The only thing better than a James Taylor vocal? A James Taylor vocal accompanied by Graham Nash and David Crosby. The C and N of CSN add some of their typical loveliness to this Latin-influenced, up-tempo escape fantasy. Taylor might have built his reputation around the image of the sad, sensitive songwriter, but when he decides to kick loose, as he does here, the results can be immense.

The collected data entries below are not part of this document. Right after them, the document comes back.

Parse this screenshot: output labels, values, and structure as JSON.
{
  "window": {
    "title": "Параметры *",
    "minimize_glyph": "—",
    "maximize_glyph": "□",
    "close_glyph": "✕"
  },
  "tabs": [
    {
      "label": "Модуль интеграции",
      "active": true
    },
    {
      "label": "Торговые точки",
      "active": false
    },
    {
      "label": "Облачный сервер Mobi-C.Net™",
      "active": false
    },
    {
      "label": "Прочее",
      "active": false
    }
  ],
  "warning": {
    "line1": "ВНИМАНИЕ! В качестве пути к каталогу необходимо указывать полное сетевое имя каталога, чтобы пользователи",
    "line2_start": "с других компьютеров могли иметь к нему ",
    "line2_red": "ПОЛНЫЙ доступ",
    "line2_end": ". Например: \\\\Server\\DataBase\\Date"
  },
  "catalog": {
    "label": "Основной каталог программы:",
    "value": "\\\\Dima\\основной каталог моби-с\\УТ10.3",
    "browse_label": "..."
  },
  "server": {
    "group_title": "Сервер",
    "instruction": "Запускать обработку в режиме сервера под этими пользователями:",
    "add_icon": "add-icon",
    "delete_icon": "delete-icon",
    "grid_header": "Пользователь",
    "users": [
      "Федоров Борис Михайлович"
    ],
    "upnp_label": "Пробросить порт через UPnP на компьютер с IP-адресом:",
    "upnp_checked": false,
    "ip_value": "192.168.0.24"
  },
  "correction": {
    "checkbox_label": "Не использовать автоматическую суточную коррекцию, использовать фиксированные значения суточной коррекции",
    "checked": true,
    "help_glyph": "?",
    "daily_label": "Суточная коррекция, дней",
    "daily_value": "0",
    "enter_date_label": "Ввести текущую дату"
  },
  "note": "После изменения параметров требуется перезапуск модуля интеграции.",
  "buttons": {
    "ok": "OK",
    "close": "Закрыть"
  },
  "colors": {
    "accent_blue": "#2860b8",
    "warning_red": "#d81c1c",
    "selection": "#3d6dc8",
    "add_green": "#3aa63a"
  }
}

3. You Can Close Your Eyes

 

According to Wikipedia, You Can Close Your Eyes was written by Taylor for his then-girlfriend Joni Mitchell while they were staying in a hotel in Tucumcari, New Mexico. An exquisite, melodic lullaby that showcases Taylor’s prowess as a guitarist as much as a singer, it was first recorded by his sister Kate Taylor for her 1972 album, Sister Kate. Since then, everyone from Linda Rondstadt to Sting has taken a pop. Although some of them have close to capturing the magic of the original, Taylor’s is still the definitive version

2. Don’t Let Me Be Lonely Tonight

 

Don’t Let Me Be Lonely Tonight is a Tin Pan Alley type romantic ballad with a jazzy inflection and a narrative that breaks away from the stereotype of the jilted woman to instead cast the man as the abandoned lover. Eric Clapton later took the song in a new direction when he slowed things down and added a bluesy groove for his 2001 album, Reptile.

1. Fire and Rain

 

Sweet Baby James may have looked like butter wouldn’t melt, but at one point in his career, he made Keith Richards look like a choirboy. Fire and Rain, of all his songs, is perhaps his most personal. The first part tackles the death of one of his childhood friends. The second part deals with his attempts to overcome his prodigious drug habit and mental health struggles. The third part deals with coming to terms with fame. Three separate parts, then, but ones that blend seamlessly together to create a hauntingly beautiful song that somehow manages to be both deeply comforting and deeply sad at the same time.